Railroad News

Arkansas Child Killed, Four Others Injured at Non-Gated Union Pacific Crossing

(Hot Spring County, Arkansas – March 6, 2016)

A 7-year-old boy was killed and four others seriously injured Sunday afternoon at about 1:00 P.M. when their 2007 Chevrolet Trailblazer SUV being driven by 29-year-old Sara Morris of Hot Springs, AR, was struck by a northbound train at the dangerous, non-gated crossing of a rural Hot Spring County road and Union Pacific Railroad tracks. The crossing which goes by numerous names, but is officially listed on Federal Railroad Administration crossing inventory files as Wine Dot Road.

So chaotic was the scene that drew dozens of witnesses to the tragedy that only the driver, who was among the three occupants airlifted to UAMS Arkansas Children’s’ Hospital in Little Rock, was identified by name in Arkansas Highway Patrol accident reports. Two of the three young surviving children were taken by ground ambulance to Baptist Hospital in nearby Malvern, AR.

The single-track UPRR rail crossing which according to FRA statistics accommodates a daily average of 40 Union Pacific, Burlington Northern Santa Fe and Amtrak trains at a maximum allowable speed of 60 mph, is barely into Hot Spring County, and initial response came from adjacent Montgomery County Sheriff’s officers.

“Once I heard there were children involved, that was my automatic,” Montgomery County Sheriff’s Dept. Sgt. Woody Perry told Little Rock ABC News Channel 7’s Alexis Rogers in a traumatic on-scene interview. “That is my body blow, man. That is bad because I am a dad,” Sgt. Perry added, noting that “A lot of people down here (at the scene) are related. For Hot Spring County, this is just the edge, and it’s a real tight-knit area. Everybody knows everybody.”

“I was welding over here on the trailer,” resident Jimmy Gatlin told KATV of his experience only a few feet away from the tragedy. “Then I heard the train coming. I heard it sat down on its horn like a dog or something was crossing the tracks.” As Gatlin, whose property is near the confusingly configured crossing, where only difficult-to-see flashing crossing lights mounted on single masts also supporting standard railroad cross-buck signs are present, continued his response to the reporter’s questions. “One of the first responders said the 7-year-old that was in the front seat died. I walked over to the fence line and seen (saw) the car down there and this little girl, her legs were hanging out the back of it. When I come around the vehicle I grabbed to help that little girl and she had a broken arm,” he continued. I tried to appease her while I had 911 on the phone. My brother went over and tried to help those two kids in the car.”

“There was a lady,” Gatlin said of the driver. “She was unresponsive, but breathing. My brother had already got the little girl out at the rear of the SUV, but there was (were) two more kids in there.”

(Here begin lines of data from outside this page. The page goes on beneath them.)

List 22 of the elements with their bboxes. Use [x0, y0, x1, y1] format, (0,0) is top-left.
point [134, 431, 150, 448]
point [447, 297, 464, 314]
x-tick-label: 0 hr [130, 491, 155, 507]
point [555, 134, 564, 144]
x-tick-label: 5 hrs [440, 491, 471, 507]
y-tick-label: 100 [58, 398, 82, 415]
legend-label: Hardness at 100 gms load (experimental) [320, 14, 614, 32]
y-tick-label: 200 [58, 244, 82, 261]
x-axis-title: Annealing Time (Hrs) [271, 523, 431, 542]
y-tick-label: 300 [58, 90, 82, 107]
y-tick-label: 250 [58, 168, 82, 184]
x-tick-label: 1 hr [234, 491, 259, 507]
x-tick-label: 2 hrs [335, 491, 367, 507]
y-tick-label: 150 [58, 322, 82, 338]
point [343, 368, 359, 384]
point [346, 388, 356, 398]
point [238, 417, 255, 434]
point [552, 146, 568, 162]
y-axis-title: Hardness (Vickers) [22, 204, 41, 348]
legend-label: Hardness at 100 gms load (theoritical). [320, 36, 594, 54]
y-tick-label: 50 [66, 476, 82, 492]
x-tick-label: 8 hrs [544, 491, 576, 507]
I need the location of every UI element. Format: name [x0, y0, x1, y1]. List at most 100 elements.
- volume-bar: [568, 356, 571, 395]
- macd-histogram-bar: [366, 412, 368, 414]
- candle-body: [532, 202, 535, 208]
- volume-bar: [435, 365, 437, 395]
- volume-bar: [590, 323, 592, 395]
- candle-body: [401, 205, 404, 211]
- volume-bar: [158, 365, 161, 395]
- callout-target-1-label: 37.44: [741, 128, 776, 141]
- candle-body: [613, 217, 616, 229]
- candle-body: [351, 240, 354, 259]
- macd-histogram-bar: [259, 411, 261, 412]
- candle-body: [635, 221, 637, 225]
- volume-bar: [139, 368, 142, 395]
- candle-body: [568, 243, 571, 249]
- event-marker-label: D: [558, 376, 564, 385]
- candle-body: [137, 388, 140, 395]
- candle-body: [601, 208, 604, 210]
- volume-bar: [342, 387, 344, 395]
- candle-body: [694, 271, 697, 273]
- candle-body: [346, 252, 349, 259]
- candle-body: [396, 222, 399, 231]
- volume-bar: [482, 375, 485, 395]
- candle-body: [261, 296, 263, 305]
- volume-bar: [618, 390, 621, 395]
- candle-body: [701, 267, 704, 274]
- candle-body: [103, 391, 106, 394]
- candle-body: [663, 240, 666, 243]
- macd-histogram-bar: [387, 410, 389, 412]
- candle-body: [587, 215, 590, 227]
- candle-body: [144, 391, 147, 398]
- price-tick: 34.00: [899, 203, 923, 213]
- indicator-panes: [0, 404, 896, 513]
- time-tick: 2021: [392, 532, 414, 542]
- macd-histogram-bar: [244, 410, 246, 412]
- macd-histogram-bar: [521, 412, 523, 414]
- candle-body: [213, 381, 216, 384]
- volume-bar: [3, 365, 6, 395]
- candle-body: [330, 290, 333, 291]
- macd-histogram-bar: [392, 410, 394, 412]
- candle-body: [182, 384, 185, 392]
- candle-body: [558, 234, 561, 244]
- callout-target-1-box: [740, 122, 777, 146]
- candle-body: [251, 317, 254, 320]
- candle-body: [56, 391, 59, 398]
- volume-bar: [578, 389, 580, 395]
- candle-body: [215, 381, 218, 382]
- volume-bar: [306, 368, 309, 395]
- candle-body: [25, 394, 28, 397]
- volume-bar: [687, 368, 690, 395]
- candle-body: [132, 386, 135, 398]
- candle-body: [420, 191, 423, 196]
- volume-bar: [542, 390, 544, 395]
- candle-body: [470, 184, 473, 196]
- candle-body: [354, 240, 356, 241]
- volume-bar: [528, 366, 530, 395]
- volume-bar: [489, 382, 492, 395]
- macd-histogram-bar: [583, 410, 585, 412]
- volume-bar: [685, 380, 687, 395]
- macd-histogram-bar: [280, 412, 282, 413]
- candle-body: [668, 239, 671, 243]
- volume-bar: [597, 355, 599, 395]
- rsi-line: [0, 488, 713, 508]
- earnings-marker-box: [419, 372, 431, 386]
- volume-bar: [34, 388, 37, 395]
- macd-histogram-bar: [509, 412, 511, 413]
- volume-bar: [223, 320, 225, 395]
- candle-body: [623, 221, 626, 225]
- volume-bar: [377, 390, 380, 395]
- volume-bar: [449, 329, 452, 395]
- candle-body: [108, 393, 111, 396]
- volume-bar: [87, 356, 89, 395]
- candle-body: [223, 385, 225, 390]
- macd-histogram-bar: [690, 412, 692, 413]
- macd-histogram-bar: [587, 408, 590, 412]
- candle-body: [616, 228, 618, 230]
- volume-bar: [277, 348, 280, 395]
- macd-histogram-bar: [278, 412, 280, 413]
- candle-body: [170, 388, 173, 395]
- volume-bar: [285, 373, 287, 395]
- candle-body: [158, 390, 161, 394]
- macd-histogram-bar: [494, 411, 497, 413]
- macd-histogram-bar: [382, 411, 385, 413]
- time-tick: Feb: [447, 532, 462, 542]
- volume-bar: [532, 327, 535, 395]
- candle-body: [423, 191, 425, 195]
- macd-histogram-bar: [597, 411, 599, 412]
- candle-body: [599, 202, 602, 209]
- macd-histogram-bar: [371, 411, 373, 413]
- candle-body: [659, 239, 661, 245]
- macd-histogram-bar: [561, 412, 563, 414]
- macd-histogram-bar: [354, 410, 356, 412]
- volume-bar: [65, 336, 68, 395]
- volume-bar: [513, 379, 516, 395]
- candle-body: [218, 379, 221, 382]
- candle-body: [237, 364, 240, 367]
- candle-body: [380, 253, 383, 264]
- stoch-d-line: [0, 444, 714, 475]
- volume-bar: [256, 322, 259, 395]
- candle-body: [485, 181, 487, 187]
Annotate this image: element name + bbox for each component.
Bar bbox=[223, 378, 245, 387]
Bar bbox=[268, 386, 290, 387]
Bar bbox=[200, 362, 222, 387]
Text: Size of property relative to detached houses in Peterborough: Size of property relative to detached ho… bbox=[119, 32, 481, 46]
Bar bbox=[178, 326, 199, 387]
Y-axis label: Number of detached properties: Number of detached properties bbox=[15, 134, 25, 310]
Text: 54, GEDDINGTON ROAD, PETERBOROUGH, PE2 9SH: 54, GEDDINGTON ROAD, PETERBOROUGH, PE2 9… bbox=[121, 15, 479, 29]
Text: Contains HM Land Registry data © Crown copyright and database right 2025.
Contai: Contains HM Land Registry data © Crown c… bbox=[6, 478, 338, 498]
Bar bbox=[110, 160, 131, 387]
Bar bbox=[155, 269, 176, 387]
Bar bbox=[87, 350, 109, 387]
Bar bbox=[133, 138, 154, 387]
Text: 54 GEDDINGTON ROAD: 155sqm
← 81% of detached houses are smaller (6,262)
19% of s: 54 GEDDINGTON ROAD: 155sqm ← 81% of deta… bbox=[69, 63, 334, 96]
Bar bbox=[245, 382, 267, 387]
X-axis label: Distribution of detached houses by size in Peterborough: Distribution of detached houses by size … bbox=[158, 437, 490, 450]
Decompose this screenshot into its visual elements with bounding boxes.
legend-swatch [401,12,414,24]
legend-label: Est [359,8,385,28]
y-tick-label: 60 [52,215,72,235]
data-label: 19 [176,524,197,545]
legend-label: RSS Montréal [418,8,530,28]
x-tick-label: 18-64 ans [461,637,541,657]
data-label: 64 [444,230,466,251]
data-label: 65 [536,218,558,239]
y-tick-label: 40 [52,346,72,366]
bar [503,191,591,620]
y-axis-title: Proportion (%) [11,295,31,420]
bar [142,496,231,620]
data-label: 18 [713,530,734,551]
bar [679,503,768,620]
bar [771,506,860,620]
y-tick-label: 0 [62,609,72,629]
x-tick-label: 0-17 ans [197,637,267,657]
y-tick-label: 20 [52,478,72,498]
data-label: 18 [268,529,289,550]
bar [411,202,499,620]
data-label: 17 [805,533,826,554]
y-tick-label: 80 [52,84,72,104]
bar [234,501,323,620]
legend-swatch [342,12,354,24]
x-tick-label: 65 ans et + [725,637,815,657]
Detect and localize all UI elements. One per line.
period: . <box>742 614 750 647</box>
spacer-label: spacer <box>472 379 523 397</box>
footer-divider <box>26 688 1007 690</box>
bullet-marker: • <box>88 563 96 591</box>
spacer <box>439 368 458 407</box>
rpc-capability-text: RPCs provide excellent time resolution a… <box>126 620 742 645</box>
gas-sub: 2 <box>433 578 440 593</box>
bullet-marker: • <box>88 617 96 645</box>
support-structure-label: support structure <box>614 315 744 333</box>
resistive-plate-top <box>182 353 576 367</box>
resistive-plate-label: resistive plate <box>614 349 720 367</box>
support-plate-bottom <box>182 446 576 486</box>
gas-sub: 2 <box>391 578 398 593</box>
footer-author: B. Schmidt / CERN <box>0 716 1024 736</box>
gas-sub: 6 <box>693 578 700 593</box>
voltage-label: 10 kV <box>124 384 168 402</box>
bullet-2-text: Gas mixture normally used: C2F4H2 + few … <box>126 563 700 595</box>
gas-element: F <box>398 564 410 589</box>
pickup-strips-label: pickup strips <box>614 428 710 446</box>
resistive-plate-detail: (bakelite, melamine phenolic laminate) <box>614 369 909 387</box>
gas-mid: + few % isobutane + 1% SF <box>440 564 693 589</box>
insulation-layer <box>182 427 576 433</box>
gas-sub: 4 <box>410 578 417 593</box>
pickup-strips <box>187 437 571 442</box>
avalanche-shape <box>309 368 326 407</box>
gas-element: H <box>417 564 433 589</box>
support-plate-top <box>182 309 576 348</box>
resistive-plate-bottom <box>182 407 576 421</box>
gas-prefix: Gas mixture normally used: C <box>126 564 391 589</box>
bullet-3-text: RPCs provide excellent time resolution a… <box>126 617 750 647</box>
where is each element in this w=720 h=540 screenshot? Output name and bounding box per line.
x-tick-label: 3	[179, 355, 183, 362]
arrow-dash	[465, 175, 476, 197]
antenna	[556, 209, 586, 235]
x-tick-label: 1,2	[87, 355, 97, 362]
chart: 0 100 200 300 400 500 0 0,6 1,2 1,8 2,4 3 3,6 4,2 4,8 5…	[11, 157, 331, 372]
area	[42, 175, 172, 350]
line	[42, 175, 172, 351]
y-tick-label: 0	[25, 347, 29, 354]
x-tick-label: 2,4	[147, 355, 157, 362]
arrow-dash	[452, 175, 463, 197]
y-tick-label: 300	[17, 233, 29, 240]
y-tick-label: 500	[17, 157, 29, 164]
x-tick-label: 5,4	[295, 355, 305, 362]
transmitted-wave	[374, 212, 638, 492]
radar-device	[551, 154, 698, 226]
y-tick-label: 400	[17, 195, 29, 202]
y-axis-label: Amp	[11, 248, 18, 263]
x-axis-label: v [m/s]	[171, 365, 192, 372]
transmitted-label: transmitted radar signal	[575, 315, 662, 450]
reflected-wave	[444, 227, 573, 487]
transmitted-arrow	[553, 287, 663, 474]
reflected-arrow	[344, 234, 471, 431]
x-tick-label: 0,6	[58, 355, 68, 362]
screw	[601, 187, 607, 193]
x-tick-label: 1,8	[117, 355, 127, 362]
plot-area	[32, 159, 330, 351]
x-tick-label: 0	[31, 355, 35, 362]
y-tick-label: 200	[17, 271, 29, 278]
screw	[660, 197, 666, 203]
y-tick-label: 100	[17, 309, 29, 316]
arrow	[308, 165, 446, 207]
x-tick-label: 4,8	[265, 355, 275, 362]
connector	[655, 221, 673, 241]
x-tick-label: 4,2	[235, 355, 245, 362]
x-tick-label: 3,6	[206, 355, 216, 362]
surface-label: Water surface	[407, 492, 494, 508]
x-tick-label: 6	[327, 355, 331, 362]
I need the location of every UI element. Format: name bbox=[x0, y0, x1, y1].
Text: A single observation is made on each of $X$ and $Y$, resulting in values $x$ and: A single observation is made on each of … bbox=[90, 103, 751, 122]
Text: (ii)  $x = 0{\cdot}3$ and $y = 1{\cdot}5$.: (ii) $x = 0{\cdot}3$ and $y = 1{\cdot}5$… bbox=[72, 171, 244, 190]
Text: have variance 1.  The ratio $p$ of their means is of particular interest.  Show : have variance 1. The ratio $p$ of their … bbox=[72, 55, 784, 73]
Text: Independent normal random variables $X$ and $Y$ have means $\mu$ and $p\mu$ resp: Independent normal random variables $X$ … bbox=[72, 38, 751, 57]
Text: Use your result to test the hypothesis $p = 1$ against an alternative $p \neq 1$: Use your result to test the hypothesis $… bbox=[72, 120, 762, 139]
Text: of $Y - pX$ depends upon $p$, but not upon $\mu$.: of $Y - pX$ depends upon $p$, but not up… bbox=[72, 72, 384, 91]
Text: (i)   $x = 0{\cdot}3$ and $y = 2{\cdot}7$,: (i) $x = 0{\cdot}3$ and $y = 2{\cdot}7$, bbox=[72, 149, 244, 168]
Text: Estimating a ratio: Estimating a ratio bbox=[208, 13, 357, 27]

The crossing has had two previous accidents resulting in a total of four non-fatal injuries.  While the crossing lies on Old Dixonville Road just a few feet from a 90 degree intersection which dead-ends at Gifford Road, itself extending from Wine Dot Road, which never intersects the railroad tracks, yet is used by the FRA to identify the heavily tree and brush obscured road/rail crossing. Numerous Facebook social internet network commenters were critical of both the difficulty for anyone to traverse the crossing as well as cite erratic flashing light performance there.  

The lack of crossing gates at the intersection is almost certainly a contributing factor in this tragedy. Both Union Pacific and Operation Lifesaver know that the addition of automatic gates to solely flashing light crossings can reduce accidents by up to two thirds.